Il maggiore interesse alla quotidianità e alla dimensione umana si rivela in una più semplice e sincera espressività legata alla civiltà contadina della Romagna e spiega anche il protrarsi e volgarizzarsi del tardogotico in questo territorio oltre la metà del '400 anche nelle località minori. Alcuni esempi significativi sono l'affresco nel Santuario di Corzano con le Nozze di santa Caterina e gli affreschi della chiesa di Tipano presso Cesena.

Con la seconda metà del secolo si vede affacciarsi in Romagna anche l'influenza della cultura umanistica. In questo momento accanto ai contatti con il Veneto e con L'Emilia diventano più importanti i rapporti con le Marche e la Toscana. I primi avamposti dello stile rinascimentale fiorentino sono soprattutto i centri dell'Alta Val di Savio e del Bidente. Esempi interessanti si trovano a Bagno di Romagna e a Meldola.

 

A. Cocchi

 

 

Bibliografia

 

AA. VV. Arte in Emilia Romagna. Electa editrice, Milano 1985


A. Corbara, Livello e confini dell'unità artistica dell'antica Romagna in: Rubiconia Accademia dei Filopatridi - Quaderno X, Savignano sul Rubicone 1970.

A. Tambini.

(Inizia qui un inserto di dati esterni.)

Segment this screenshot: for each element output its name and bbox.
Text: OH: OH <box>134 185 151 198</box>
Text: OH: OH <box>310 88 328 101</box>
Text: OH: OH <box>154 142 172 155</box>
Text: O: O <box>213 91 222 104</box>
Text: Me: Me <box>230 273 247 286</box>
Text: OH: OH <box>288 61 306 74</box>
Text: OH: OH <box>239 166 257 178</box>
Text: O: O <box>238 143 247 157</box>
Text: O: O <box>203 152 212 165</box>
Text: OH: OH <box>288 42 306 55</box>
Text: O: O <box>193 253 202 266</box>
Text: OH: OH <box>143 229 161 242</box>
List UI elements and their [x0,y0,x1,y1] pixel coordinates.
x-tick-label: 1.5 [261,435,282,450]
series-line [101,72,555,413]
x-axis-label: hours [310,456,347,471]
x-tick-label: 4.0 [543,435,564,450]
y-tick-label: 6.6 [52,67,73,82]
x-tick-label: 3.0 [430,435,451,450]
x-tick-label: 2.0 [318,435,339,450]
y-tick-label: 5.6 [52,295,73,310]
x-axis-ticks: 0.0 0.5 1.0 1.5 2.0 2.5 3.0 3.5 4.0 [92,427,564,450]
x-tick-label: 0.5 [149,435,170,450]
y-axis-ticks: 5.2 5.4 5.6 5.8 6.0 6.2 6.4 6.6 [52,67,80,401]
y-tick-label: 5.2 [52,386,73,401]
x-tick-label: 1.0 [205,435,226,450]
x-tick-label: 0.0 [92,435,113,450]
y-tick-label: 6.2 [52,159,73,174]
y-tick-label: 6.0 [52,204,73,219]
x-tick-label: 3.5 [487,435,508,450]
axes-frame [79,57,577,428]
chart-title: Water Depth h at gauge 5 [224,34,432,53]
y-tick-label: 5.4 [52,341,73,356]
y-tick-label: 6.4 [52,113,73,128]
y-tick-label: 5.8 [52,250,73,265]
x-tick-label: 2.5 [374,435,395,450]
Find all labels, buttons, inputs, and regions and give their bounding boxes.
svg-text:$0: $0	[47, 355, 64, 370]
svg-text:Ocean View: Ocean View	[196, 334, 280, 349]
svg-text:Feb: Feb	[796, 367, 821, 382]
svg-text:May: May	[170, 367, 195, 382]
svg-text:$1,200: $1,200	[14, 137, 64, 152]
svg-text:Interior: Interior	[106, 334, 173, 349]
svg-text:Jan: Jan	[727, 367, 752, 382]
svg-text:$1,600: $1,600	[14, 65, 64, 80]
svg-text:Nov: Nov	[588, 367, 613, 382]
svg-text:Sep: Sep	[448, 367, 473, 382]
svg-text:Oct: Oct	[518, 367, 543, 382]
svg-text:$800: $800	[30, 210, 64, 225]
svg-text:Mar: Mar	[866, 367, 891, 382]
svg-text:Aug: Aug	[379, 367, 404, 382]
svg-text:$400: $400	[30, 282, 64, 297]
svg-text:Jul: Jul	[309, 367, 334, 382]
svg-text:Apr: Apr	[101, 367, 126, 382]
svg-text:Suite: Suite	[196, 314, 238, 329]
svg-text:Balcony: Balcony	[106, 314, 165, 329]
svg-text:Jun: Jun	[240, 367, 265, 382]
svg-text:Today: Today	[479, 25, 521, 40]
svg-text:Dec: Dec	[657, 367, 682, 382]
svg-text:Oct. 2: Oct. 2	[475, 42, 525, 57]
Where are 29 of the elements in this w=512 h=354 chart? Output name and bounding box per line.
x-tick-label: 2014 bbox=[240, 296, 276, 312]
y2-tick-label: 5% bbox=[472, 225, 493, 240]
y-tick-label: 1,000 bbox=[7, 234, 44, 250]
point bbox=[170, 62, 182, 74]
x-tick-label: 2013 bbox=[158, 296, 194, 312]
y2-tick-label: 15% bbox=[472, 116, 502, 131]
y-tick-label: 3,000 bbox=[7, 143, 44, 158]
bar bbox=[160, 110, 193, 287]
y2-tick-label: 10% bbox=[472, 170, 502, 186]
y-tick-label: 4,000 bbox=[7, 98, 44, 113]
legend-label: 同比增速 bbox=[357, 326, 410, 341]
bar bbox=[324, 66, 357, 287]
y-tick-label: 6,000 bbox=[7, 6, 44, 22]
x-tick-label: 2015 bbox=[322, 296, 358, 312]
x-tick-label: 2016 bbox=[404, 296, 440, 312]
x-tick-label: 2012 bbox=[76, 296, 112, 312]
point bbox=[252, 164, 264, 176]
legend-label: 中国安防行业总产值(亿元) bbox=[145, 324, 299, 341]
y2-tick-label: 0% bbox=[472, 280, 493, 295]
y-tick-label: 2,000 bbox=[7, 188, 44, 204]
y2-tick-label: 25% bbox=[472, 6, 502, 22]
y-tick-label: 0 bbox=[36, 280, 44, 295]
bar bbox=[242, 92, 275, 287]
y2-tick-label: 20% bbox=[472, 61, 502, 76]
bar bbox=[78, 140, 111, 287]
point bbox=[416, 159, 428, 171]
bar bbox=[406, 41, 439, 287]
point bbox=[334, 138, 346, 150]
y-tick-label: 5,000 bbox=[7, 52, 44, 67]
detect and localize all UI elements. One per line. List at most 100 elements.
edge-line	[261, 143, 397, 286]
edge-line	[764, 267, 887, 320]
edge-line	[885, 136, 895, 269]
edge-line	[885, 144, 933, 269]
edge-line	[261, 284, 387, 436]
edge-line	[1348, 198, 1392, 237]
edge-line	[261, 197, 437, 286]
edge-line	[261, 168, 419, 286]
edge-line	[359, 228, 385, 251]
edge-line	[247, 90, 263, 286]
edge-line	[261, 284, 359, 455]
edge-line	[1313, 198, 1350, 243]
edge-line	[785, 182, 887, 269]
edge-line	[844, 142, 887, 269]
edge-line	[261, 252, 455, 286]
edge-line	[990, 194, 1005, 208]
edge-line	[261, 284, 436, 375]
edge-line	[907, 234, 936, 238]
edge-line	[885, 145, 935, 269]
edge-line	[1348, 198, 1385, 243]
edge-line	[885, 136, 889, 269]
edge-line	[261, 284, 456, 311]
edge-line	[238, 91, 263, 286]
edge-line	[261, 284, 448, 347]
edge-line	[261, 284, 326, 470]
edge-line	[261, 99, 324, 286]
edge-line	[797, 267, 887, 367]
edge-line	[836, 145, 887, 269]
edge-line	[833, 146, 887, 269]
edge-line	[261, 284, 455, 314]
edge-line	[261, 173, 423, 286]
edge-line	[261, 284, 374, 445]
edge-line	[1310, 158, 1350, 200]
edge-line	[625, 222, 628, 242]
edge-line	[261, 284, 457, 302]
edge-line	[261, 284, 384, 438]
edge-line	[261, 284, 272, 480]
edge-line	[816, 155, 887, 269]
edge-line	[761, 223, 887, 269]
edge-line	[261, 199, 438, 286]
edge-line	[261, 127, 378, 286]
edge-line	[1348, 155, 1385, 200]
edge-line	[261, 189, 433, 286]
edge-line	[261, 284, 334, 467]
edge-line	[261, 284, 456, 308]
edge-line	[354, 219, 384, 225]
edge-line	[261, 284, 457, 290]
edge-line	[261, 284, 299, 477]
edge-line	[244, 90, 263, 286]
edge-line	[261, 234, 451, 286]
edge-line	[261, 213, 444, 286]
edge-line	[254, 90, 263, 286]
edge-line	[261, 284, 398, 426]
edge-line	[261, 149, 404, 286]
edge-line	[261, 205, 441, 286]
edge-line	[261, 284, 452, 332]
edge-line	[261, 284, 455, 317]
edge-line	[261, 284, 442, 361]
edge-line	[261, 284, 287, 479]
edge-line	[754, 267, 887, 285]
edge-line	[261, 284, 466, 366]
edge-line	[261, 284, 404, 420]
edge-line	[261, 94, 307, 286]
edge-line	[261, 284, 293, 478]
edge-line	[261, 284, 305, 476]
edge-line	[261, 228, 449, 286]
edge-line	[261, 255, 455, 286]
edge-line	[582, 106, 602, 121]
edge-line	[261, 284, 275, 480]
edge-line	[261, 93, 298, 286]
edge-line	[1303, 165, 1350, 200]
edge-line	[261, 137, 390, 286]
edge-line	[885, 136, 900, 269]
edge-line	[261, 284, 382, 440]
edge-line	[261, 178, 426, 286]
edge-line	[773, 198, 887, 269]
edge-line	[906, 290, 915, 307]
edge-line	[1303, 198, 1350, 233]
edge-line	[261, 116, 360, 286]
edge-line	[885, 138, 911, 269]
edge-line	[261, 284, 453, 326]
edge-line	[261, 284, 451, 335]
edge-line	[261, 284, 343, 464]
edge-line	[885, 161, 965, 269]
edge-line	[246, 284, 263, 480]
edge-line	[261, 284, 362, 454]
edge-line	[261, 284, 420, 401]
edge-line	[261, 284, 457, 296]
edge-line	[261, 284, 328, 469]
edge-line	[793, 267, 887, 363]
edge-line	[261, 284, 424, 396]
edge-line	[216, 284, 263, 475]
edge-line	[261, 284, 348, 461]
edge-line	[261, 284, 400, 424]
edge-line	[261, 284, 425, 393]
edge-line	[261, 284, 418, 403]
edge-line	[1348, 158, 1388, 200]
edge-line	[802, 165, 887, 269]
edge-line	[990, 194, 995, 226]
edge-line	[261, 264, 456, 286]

Pittura dall'alto medioevo al tardogotico nel territorio di Faenza e Forlì. Comune di Faenza, 1982

C. Volpe. La pittura dall'Alto Medioevo al Tardogotico nel territorio di Faenza e Forlì. Comune di Faenza, 1982

C. Volpe. La pittura riminese del Trecento. I Maestri del colore n. 228, Fratelli Fabbri Editori, Milano 1966

C. Volpe. La pittura nell'Emilia e nella Romagna. raccolta di scritti sul trecento e Quattrocento. Banca Popolare dell'Emilia Romagna, Modena 1993.